I understand your point about the employer having behavioral policies in place that require agreement about things like contraception, but I’m not sure how many employers actually have that kind of agreement explicitly in place. To me, an annual reminder is a fairly non-invasive way of trying to protect the rights of people working at these places (it does bring up the interesting question of whether one can voluntarily sign away one’s rights—but that’s a bigger issue that’s probably best left for another time ☺)
Thanks again for the legal explanation in your previous comment. It was very helpful for me in understanding the differences at play in this case and the Hobby Lobby one.
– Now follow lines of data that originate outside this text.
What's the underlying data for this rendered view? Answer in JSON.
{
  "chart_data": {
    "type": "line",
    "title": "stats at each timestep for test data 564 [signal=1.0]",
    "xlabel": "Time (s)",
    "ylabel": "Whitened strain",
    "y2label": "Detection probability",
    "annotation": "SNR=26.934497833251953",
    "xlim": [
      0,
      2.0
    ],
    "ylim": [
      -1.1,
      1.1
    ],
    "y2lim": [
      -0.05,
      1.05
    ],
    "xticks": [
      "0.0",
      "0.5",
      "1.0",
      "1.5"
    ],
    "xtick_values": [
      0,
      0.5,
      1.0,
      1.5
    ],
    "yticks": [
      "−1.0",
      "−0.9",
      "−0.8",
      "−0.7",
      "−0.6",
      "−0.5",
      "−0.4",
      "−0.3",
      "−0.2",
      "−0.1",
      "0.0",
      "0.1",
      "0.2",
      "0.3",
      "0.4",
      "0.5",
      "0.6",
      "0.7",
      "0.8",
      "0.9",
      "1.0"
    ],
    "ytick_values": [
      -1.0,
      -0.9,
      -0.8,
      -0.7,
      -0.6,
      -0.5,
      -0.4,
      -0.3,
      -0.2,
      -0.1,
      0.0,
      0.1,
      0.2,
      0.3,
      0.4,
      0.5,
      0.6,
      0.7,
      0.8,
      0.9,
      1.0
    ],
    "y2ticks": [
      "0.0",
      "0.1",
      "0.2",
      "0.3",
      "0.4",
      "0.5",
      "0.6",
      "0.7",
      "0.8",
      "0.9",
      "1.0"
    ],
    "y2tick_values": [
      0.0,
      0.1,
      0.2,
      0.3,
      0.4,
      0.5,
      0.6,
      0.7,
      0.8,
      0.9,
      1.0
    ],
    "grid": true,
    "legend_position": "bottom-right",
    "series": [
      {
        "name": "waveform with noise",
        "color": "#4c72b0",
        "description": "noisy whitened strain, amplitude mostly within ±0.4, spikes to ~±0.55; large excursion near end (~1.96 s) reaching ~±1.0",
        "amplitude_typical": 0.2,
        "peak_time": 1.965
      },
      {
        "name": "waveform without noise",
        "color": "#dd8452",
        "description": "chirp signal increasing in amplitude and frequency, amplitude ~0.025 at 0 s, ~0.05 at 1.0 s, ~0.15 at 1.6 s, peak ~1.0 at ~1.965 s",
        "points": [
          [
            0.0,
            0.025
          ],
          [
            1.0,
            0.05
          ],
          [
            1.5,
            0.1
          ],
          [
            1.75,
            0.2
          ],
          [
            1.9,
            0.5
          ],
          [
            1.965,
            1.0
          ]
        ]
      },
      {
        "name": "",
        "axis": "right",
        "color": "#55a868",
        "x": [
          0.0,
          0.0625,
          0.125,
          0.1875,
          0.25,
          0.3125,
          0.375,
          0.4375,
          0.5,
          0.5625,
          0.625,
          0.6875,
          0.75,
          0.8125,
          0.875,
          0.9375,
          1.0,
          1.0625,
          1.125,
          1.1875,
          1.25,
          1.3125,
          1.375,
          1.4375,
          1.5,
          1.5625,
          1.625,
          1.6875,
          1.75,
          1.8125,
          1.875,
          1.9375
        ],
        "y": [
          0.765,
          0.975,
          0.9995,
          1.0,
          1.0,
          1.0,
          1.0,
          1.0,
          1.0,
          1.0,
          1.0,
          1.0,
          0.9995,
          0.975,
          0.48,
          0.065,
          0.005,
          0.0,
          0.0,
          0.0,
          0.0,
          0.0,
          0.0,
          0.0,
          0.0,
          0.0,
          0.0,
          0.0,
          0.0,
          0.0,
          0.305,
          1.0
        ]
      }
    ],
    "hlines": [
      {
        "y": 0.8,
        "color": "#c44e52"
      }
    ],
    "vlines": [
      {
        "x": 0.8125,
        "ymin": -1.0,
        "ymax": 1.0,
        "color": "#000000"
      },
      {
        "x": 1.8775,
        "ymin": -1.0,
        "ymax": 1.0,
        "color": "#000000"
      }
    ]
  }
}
The issue is that the only group of employers who get this “eligible employer” accommodation, rather than the “religious employer” accommodation or none at all, are the subset of nonprofits that are religiously affiliated, this is actually still a very very tiny slice of the overall market. For this group, behavioral policies are much more common than I think you’re assuming. Dordt has one related to things like sex outside of marriage and church attendance, our colleagues in many other colleges have even more restrictive terms, often prohibiting things like drinking alcohol or other activities. For this subset of employers, I think the norm is that people go to work for them because they identify with their employer’s values (at least much more often than it’s just generically another job).
If Christian colleges take non-scientific positions against contraception they claim is abortive, isn’t there legitimacy to accrediting bodies refusing to accredit them and the federal government refusing to provide financial assistance/loans? There’s precedent for both. Just because someone has beliefs doesn’t mean everyone else, or the government, has to support them.
I have received a great question for further follow up and clarification that I thought worth sharing here as well:
Someone asked me what this means for Dordt now. Do they have to provide any sort of abortion coverage?
The answer is that, for now at least, Dordt would only have to cover what it feels is in compliance with its religious beliefs until HHS can determine what sort of different accommodation it will make. Essentially, the government’s attempted action has been prevented by a legal restraint called an injunction, and now it’s up to them to figure out what they’ll try next, but in the meantime, Dordt’s in a limbo state where it can sort of do what it thinks best.